Expression of RGD minus fibronectin that does not form extracellular matrix fibrils is sufficient to decrease tumor metastasis.

Fibronectin (FN) is a plasma and extracellular matrix (ECM) glycoprotein, the expression of which may modulate the invasive and metastatic abilities of cancer cells. LMM3 is a cell line derived from the highly metastatic mouse mammary adenocarcinoma MM3 and is unable to express FN both at protein and mRNA levels. To study the role of FN in the metastatic process, LMM3 cells were stably transfected with 2 variants (wt and RGD-minus) of a full length human FN cDNA. All analyzed clones secreted recombinant FN and although none assembled FN in the ECM they showed an in vitro reduced migratory ability and an increased adhesive capacity.

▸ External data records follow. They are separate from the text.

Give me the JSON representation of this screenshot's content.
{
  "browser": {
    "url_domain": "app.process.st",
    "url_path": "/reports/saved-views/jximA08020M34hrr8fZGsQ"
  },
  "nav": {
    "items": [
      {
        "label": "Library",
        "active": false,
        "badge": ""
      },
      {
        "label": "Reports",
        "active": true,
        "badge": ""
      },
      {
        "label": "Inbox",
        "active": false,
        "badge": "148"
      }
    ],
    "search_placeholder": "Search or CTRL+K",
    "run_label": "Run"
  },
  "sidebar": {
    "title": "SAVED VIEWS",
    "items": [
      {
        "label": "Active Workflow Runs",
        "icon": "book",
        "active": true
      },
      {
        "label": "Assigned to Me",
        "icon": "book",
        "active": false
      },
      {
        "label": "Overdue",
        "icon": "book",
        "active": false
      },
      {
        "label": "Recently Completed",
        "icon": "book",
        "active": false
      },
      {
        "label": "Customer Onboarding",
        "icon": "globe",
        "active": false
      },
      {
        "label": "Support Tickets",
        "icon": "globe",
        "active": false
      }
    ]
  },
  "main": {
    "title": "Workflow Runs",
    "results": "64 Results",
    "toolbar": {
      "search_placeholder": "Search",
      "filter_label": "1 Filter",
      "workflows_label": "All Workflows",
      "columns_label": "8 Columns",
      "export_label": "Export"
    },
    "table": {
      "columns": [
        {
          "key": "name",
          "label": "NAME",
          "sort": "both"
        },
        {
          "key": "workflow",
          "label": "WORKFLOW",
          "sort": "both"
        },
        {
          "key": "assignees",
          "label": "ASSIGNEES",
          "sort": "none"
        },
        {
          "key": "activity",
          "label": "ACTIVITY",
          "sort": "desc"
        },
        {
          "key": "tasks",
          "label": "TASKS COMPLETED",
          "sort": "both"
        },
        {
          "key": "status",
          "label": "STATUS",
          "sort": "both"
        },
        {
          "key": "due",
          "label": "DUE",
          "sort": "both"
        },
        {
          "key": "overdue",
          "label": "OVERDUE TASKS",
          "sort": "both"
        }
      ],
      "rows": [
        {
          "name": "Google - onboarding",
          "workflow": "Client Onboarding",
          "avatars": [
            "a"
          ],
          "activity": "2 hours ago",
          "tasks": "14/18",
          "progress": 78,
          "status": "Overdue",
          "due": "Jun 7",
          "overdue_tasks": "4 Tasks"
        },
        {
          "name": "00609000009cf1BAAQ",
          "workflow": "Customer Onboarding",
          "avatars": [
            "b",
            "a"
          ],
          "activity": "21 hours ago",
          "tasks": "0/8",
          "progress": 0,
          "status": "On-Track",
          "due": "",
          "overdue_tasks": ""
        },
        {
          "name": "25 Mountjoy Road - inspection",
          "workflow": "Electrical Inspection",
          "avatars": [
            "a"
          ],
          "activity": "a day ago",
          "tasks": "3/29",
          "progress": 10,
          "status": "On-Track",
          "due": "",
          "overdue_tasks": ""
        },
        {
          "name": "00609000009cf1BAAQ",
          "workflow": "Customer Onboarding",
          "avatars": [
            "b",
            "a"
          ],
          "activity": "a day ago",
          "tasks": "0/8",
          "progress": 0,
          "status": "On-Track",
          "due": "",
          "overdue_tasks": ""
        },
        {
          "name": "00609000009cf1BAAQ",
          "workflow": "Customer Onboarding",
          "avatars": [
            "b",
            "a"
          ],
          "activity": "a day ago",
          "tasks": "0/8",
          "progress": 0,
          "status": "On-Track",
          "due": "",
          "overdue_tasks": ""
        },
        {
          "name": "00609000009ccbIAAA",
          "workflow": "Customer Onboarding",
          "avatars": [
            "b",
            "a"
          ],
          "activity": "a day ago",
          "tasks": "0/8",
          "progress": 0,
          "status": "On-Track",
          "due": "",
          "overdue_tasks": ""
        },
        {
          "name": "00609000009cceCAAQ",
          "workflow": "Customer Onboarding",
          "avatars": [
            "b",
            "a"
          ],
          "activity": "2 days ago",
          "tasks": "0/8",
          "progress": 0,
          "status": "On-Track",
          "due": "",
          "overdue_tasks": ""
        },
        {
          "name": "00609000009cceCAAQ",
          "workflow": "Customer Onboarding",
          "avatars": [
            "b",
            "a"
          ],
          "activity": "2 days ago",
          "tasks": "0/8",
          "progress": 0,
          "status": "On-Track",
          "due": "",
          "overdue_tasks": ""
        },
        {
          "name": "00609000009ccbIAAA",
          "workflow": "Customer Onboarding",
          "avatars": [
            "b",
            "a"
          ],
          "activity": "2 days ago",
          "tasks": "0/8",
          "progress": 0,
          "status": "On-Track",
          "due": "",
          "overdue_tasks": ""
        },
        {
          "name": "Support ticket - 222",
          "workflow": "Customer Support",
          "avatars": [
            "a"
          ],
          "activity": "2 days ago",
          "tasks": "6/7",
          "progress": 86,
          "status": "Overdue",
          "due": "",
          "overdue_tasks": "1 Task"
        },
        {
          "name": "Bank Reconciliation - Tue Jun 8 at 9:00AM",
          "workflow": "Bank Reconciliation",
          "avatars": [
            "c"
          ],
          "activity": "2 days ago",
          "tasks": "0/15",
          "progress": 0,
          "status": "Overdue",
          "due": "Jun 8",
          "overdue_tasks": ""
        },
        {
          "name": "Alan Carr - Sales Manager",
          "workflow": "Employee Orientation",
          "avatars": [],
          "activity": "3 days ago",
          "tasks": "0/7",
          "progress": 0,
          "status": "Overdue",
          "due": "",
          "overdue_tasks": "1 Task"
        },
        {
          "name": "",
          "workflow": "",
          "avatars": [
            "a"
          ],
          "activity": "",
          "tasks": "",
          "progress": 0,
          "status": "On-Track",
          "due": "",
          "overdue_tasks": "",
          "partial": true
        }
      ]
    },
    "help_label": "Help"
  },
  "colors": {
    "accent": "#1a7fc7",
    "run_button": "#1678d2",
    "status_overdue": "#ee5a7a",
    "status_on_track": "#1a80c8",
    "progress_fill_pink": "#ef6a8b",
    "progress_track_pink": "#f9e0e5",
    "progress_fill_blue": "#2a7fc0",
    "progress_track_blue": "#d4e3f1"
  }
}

FN-producing cells were assayed for experimental and spontaneous metastasis. All clones tested showed a significant reduction in the number of experimental lung metastasis when compared with a control clone. Similar trends were observed for spontaneous metastatic ability. Our results indicate that the expression of FN that lacks the well-recognized RGD cell-binding site and that does not form ECM fibrils, is sufficient to decrease the metastatic potential of cancer cells. Our results also suggest that an RGD-independent mechanism may be acting in the prevention of metastasis.